In der Debatte um die Verwendung russischer Vermögenswerte in der EU zur Unterstützung der Ukraine hat Belgien mit einer Blockade der dafür nötigen Entscheidung gedroht. Der belgische Regierungschef Bart De Wever stellte beim EU-Gipfel in Brüssel am Donnerstag Bedingungen auf, um dem Vorschlag zuzustimmen. Würden diese nicht erfüllt, werde er "alles in meiner Macht Stehende tun, um diese Entscheidung zu verhindern".

Textgröße:

Ein Vorschlag der EU-Kommission sieht vor, dass 140 Milliarden Euro der russischen Zentralbank für Reparationsdarlehen für die Ukraine genutzt werden.
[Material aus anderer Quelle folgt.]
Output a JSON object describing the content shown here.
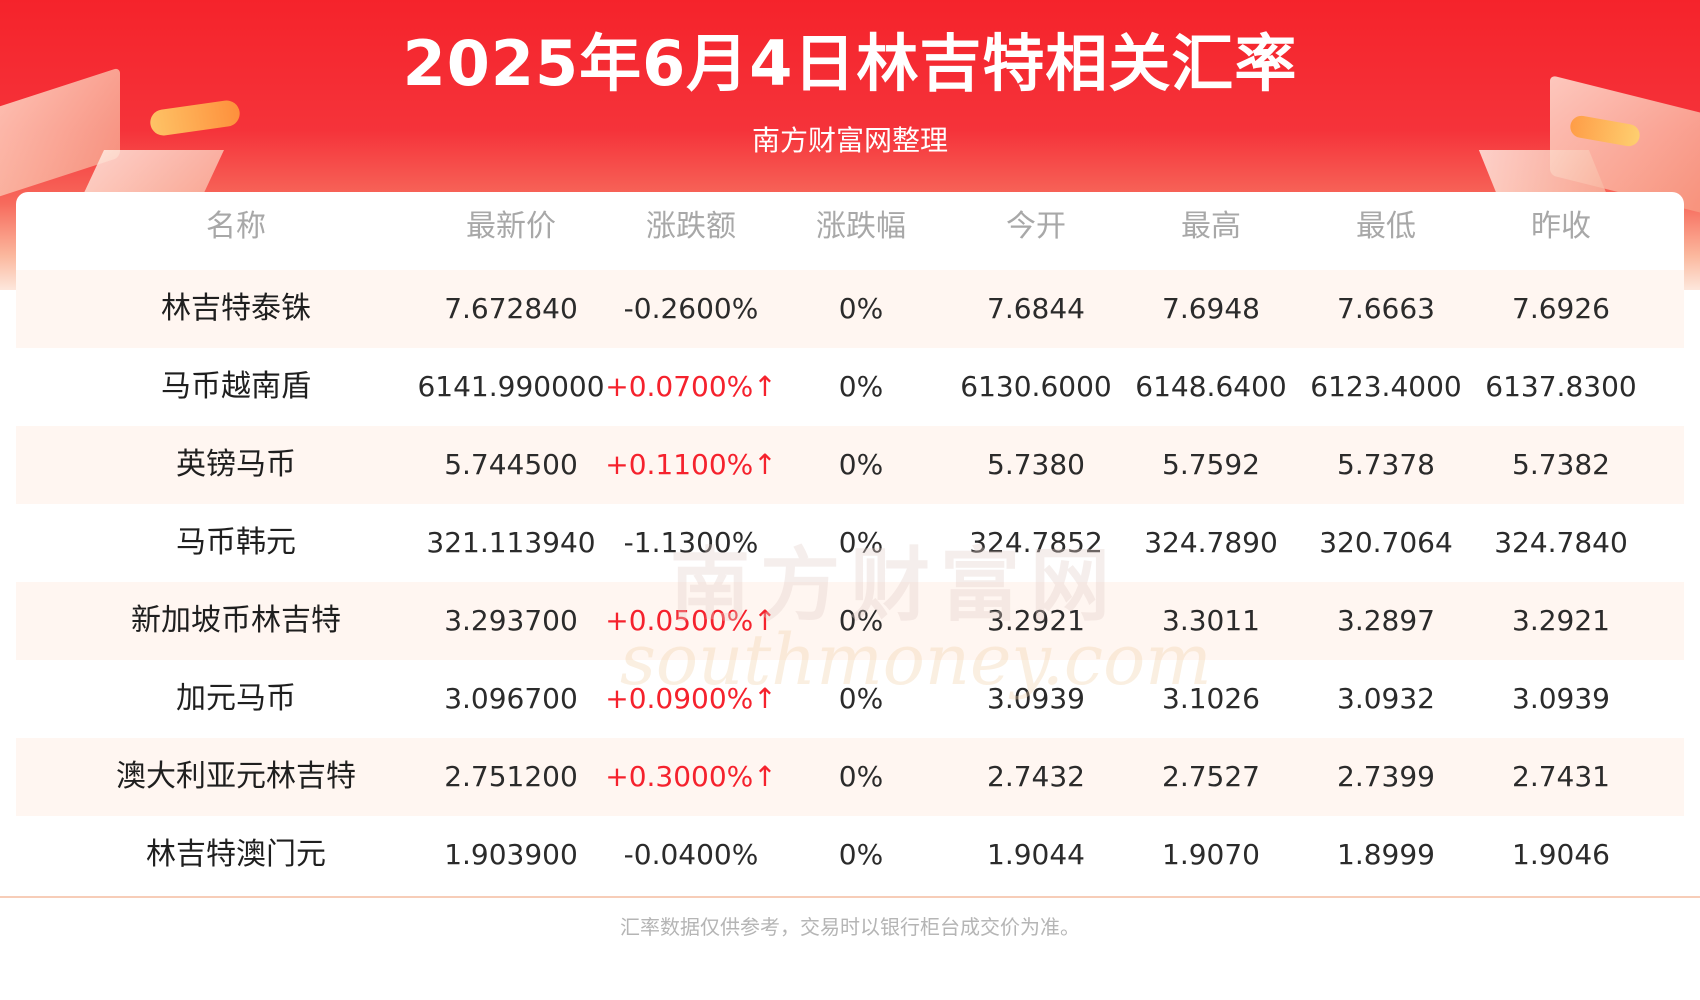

Mit dem Geld sollen unter anderem Waffen gekauft werden. Die Mittel sind hauptsächlich in Belgien angelegt, weshalb das Land Konsequenzen befürchtet.

De Wever forderte nun, dass sowohl die Ausfallrisiken als auch die finanziellen Folgen möglicher Gegenreaktionen aus Russland auf alle EU-Länder verteilt werden. Außerdem sollten alle EU-Länder, in denen weitere russische Vermögenswerte angelegt sind, dies offenlegen. "Wir wissen, dass es große Summen russischen Geldes in anderen Ländern gibt, die darüber immer geschwiegen haben", sagte der Belgier.

"Wenn diese drei Forderungen, die meines Erachtens recht vernünftig sind, erfüllt werden, können wir weitermachen", sagte er weiter und dämpfte zugleich die Erwartungen, dass es beim Gipfel eine Einigung gibt: "Ich wäre überrascht, wenn wir das heute hinkriegen", sagte De Wever. "Aber Wunder hat es früher schon gegeben."

"Wir brauchen ein taugliches Rechtskonstrukt auf der Basis, wie wir diese Thematik abhandeln können", sagte auch der österreichische Bundeskanzler Christian Stocker. "Und es müssen natürlich auch die Risiken (...) erörtert besprochen und abgewogen werden." Die Belgier seien besonders betroffen, aber auch für Österreich bestünden Risiken.

Nach der russischen Invasion in die Ukraine wurden rund 200 Milliarden Euro russischer Vermögen in Europa gesperrt, ein Großteil davon von der russischen Zentralbank. Rund 170 Milliarden Euro davon sind Barmittel. Das Geld wird von der Gesellschaft Euroclear in Brüssel verwaltet. Bisher wurden nur die Zinsen dieser Mittel zur Unterstützung der Ukraine genutzt.

Die Staats- und Regierungschefs der EU-Länder tagen in Brüssel, um unter anderem über die weitere Unterstützung der Ukraine und die eigene Verteidigungsfähigkeit zu diskutieren. Angesichts des Schlingerkurses von US-Präsident Donald Trump bei den Verhandlungen um ein Ende des Ukraine-Krieges wollen die Europäer bei dem Gipfel nach Angaben der Bundesregierung ein "klares Signal der Unterstützung" für das angegriffene Land senden.

Am Mittwoch hatten sich die Mitgliedstaaten bereits auf eine Verschärfung der Sanktionen gegen Russland verständigt, die sich vor allem gegen russisches Öl und Gas richten. So sollen bis 2027 alle Importe von russischem Flüssigerdgas (LNG) in die EU eingestellt werden. Zudem gibt es Maßnahmen gegen die sogenannte Schattenflotte - Tanker, mit denen Russland das Öl-Embargo umgeht.

Der ukrainische Präsident Wolodymyr Selenskyj, der ebenfalls am Gipfel in Brüssel teilnahm, begrüßte die neuen Sanktionen der EU sowie ebenfalls am Mittwoch verkündete neue Strafmaßnahmen der USA gegen Russland. Er rief seine Verbündeten dazu auf, den Druck auf Russlands Präsident Wladimir Putin weiter zu erhöhen.